链接Scrapy后面的问题

Question

Trying to get my webcrawler to crawl links extracted from a webpage. 试图让我的webcrawler抓取从网页中提取的链接。 I'm using Scrapy. 我正在使用Scrapy。 I can successfully pull data with my crawler, but can't get it to crawl. 我可以使用我的抓取工具成功提取数据，但无法抓取它。 I believe the problem is in my rules section. 我相信问题出在我的规则部分。 New to Scrapy.

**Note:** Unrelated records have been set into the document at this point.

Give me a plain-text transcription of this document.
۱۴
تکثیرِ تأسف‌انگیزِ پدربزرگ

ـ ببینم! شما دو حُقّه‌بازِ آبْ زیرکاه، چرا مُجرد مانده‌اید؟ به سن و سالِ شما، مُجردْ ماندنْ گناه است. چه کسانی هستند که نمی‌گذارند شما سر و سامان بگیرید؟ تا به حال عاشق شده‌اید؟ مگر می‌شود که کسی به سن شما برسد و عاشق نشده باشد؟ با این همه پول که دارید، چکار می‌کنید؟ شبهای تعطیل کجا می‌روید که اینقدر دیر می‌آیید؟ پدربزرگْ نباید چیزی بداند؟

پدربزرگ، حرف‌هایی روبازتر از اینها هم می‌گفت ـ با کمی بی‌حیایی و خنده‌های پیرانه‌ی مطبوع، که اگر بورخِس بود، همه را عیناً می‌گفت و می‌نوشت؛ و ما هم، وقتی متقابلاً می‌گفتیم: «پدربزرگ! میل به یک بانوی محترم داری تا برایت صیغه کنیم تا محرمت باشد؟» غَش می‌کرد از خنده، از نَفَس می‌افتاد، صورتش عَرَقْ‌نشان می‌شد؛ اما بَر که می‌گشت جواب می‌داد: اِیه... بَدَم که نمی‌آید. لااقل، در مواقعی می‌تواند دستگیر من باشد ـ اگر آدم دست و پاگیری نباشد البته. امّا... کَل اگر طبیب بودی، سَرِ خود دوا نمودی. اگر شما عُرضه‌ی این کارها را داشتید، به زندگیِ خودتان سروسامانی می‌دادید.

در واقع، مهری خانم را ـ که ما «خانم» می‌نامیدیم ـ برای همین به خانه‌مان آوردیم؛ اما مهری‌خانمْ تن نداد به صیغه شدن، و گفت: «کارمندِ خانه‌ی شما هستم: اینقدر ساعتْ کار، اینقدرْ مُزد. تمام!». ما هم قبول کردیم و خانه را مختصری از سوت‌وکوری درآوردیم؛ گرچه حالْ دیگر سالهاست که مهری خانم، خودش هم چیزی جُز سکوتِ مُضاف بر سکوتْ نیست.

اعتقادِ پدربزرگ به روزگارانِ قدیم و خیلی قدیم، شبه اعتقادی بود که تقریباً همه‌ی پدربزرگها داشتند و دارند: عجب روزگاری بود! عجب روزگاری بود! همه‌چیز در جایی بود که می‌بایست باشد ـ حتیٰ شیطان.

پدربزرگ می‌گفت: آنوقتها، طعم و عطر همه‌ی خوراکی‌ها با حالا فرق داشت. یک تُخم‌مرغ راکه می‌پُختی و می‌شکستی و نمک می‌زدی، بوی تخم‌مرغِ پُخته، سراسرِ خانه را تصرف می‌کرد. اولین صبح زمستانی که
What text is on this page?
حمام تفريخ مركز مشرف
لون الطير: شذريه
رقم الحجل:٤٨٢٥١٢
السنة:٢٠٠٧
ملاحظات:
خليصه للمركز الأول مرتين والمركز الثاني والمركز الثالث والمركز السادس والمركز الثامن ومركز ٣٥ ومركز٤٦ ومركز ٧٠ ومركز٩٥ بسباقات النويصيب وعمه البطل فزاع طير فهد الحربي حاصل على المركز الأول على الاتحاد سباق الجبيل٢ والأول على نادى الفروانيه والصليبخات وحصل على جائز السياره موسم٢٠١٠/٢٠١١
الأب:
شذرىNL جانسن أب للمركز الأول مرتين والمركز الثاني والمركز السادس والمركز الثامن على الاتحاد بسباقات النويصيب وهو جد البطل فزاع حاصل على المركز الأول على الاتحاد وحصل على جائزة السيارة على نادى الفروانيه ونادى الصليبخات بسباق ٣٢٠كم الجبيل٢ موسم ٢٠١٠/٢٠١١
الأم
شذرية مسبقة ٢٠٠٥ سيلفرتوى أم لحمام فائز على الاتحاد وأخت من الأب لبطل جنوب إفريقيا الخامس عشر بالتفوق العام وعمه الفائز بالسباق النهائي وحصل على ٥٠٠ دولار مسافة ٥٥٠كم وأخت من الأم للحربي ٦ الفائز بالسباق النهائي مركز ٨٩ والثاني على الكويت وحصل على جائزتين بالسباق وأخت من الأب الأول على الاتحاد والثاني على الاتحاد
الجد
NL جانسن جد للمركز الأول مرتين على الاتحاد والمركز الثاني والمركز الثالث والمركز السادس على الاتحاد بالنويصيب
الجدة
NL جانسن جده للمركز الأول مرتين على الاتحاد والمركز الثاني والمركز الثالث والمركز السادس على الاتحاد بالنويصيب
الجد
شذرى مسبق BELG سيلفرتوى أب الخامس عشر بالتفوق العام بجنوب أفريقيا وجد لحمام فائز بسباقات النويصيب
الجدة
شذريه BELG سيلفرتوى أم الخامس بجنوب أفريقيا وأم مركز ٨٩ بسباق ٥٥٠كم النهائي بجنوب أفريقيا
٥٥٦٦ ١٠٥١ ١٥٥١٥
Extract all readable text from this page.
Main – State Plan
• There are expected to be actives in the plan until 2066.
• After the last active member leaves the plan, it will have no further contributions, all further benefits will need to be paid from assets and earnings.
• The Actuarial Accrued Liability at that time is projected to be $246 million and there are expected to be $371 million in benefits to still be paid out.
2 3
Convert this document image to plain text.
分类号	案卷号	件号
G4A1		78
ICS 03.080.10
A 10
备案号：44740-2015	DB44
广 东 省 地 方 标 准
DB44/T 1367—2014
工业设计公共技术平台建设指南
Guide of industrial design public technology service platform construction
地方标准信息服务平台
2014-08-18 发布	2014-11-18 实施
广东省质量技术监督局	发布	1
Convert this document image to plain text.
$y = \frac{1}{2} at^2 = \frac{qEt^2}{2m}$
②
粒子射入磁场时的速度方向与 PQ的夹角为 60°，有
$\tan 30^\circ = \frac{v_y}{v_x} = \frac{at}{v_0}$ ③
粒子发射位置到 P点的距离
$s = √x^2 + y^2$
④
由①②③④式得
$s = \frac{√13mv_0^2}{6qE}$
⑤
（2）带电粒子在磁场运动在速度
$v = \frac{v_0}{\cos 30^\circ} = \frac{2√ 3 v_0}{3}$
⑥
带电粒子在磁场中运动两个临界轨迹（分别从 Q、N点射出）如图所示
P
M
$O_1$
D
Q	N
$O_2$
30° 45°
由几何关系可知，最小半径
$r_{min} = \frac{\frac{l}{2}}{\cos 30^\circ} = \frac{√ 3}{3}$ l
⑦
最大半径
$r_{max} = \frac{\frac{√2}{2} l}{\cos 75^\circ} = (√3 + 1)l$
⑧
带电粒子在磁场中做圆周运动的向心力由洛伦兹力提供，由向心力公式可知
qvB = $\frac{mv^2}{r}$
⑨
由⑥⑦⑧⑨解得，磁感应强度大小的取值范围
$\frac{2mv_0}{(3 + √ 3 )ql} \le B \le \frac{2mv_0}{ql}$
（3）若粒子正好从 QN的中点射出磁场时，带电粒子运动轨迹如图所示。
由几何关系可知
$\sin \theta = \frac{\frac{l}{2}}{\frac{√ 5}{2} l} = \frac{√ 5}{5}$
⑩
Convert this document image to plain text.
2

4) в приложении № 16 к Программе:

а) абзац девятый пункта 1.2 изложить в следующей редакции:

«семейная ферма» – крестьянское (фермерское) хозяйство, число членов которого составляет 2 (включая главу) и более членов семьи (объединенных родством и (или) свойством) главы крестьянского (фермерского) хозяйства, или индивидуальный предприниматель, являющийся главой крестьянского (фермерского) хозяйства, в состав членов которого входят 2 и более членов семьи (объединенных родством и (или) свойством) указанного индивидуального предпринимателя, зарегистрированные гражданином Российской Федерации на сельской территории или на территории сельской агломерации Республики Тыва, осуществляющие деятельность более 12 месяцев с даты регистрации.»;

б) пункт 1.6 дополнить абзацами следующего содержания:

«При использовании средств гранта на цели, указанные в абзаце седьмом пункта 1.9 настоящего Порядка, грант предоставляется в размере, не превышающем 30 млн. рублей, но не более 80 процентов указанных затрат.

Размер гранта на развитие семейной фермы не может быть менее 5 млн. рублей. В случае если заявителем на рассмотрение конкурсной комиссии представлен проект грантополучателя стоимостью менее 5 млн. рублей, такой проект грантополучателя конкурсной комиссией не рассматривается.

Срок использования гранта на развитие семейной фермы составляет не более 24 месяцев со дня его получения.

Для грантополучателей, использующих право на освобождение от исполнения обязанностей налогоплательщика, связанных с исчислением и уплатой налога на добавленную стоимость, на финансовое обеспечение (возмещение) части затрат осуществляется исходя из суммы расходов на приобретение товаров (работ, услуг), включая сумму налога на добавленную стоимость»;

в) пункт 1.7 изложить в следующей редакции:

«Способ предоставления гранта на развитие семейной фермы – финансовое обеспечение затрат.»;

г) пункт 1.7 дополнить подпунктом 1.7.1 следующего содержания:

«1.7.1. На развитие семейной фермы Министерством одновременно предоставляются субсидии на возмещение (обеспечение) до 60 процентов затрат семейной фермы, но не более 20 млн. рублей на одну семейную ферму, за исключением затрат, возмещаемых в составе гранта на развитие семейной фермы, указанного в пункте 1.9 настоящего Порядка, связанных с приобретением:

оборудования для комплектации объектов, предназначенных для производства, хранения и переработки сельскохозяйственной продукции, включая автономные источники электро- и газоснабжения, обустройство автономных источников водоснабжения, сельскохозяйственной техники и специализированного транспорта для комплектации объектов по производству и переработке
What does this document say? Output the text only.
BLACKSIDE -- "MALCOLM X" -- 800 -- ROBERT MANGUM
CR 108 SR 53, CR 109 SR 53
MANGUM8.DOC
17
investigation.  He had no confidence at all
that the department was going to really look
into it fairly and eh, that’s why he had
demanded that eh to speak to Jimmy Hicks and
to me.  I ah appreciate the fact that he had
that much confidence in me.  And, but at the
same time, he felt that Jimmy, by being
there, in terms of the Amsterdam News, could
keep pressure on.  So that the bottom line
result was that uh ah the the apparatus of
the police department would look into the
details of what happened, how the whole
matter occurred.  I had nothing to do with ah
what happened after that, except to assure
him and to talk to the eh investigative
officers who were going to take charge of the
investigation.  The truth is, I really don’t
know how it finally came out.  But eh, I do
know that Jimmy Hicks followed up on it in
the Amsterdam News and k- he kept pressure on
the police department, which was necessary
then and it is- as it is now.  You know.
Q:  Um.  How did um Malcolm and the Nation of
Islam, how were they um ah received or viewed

Scrapy新手。 Thanks for you help in advance. 谢谢你的帮助提前。

I'm scraping this website: 我在抓这个网站：

http://ballotpedia.org/wiki/index.php/Category:2012_challenger

The links I'm trying to follow look like this in the source code: 我想要遵循的链接在源代码中如下所示：

/wiki/index.php/A._Ghani

or 要么

/wiki/index.php/A._Keith_Carreiro

Here is the code for my spider: 这是我的蜘蛛的代码：

from scrapy.spider import BaseSpider
from scrapy.selector import HtmlXPathSelector
from scrapy.contrib.linkextractors.sgml import SgmlLinkExtractor
from scrapy.contrib.spiders import CrawlSpider,Rule

from ballot1.items import Ballot1Item

class Ballot1Spider(CrawlSpider):
   name = "stewie"
   allowed_domains = ["ballotpedia.org"]
   start_urls = [
       "http://ballotpedia.org/wiki/index.php/Category:2012_challenger"
   ]
   rules =  (
       Rule (SgmlLinkExtractor(allow=r'w+'), follow=True),
       Rule(SgmlLinkExtractor(allow=r'\w{4}/\w+/\w+'), callback='parse')
   )

 def parse(self, response):
   hxs = HtmlXPathSelector(response)
   sites = hxs.select('*')
   items = []
   for site in sites:
       item = Ballot1Item()
       item['candidate'] = site.select('/html/head/title/text()').extract()
       item['position'] = site.select('//table[@class="infobox"]/tr/td/b/text()').extract()
       item['controversies'] = site.select('//h3/span[@id="Controversies"]/text()').extract()
       item['endorsements'] = site.select('//h3/span[@id="Endorsements"]/text()').extract()
       item['currentposition'] = site.select('//table[@class="infobox"]/tr/td[@style="text-align:center; background-color:red;color:white; font-size:100%; font-weight:bold;"]/text()').extract()
       items.append(item)
   return items

Answer 1

The links that you're after are only present in this element: 您所关注的链接仅出现在此元素中：

<div lang="en" dir="ltr" class="mw-content-ltr">

So you have to restrict the XPath to prevent extraneous links: 因此，您必须限制XPath以防止无关链接：

restrict_xpaths='//div[@id="mw-pages"]/div'

Finally, you only want to follow links that look like /wiki/index.php?title=Category:2012_challenger&pagefrom=Alison+McCoy#mw-pages , so your final rules should look like: 最后，您只想关注类似/wiki/index.php?title=Category:2012_challenger&pagefrom=Alison+McCoy#mw-pages链接，因此您的最终规则应如下所示：

rules = (
    Rule(
        SgmlLinkExtractor(
            allow=r'&pagefrom='
        ),
        follow=True
    ),
    Rule(
        SgmlLinkExtractor(
            restrict_xpaths='//div[@id="mw-pages"]/div',
            callback='parse'
        )
    )
)

Answer 2

You're using a CrawlSpider with a callback of parse , which the scrapy documentation expressly warns will prevent crawling . 您正在使用带有回调parse的CrawlSpider ， scrapy文档明确警告这将阻止爬行。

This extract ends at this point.